Dr. LeMarquand presented what could best be characterized as a defense for the ministry of women from the New Testament perspective.  Admittedly, the Catholic position takes no issue with many of the assertions made, for instance that women may occupy teaching roles, speak in church, etc.  The trouble is that the two sides are speaking remarkably difference languages when it comes to the nature of Holy Orders.  The missional position is essentially Wesleyan, asserting that ordination is merely an official recognition of ministry, while the Catholic position is that ordination confers an ontological mark upon the person, making him “a priest forever.” The trouble with the missional position, from my perspective is that it represents a break from classical Anglicanism as well as catholic practice.  The Caroline Divines, as well as the English Reformers saw no difference between Anglican Orders and the Orders of the Roman Church, albeit with often sharp contrasts in practice.

Indeed, nothing could be clearer than that the so-called "missional" theory of ordination is more Wesleyan than anything else, and as such, it stands in stark opposition to Anglican divinity on the nature of Anglican orders from the Reformers on down to the Caroline and Tractarian divines.  Much effort was expended by Anglican clergy and scholars, and successfully, to counter Pope Leo XIII's Bull of 1896, Apostolicae Curae, which argued essentially that Anglican orders had become Protestant orders.   Only a few decades after the publication of Apostolicae Curae, the Eastern Orthodox churches, which characteristically did not care one whit about Rome's judgment, conducted their own studies on the matter.  They essentially though not without qualification concluded that Anglican orders are valid, which meant that they believed them to be Catholic orders, and in some cases through the exercise of economia gave permission to their flock to receive sacraments from Anglican clergy. 

The point is, Anglican orders are Catholic orders.  Pope Leo couldn't disprove it (and some modern Roman Catholic bishops as much as admit that he didn't), and before things started going haywire in the Anglican Communion in the mid-20th century, Orthodoxy was on the verge of recognizing our orders as valid Catholic orders.  If there was any way in which Anglican orders were "missional" and therefore open to women, the Orthodox wouldn't have bothered.   It appears to me that William Witt in his series of articles, the first one of which was published in late 2013, is trying to construct a particular theological understanding of Anglican orders that, unlike the "missional" view, both accounts for the Catholic nature of Anglican orders AND attempts to create a rationale for altering a 2,000 year old practice of ordaining males only.

Fr.

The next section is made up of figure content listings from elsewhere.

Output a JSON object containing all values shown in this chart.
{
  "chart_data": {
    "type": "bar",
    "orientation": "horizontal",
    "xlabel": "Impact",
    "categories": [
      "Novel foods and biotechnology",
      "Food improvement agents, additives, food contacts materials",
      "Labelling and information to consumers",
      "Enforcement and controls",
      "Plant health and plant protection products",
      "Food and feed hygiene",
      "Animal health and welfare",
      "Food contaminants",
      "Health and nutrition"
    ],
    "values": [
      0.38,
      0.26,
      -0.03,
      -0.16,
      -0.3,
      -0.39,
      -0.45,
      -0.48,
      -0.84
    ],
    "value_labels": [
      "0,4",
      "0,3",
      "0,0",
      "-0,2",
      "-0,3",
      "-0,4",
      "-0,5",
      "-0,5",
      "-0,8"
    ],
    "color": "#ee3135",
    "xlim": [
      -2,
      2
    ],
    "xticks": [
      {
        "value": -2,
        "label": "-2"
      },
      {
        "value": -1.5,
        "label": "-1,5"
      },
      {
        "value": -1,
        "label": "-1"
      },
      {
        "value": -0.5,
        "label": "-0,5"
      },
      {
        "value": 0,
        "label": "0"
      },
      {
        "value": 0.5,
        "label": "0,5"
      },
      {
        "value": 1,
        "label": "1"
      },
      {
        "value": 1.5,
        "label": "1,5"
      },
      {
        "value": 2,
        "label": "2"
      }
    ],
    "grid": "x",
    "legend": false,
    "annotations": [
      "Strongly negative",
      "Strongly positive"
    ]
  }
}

Nelson concludes his article by stating that "there is a recognition that the issue cuts to the very heart of what ordained ministry is, and the bishops recognized that this question needs to be at the center of further discussions."  Unfortunately, ACNA did not put a moratorium on the ordination of women to the priesthood when it was formed back in 2009, and those dioceses that ordain women make this issue harder to resolve with every female they ordain to the priesthood.  Time's a'wastin'.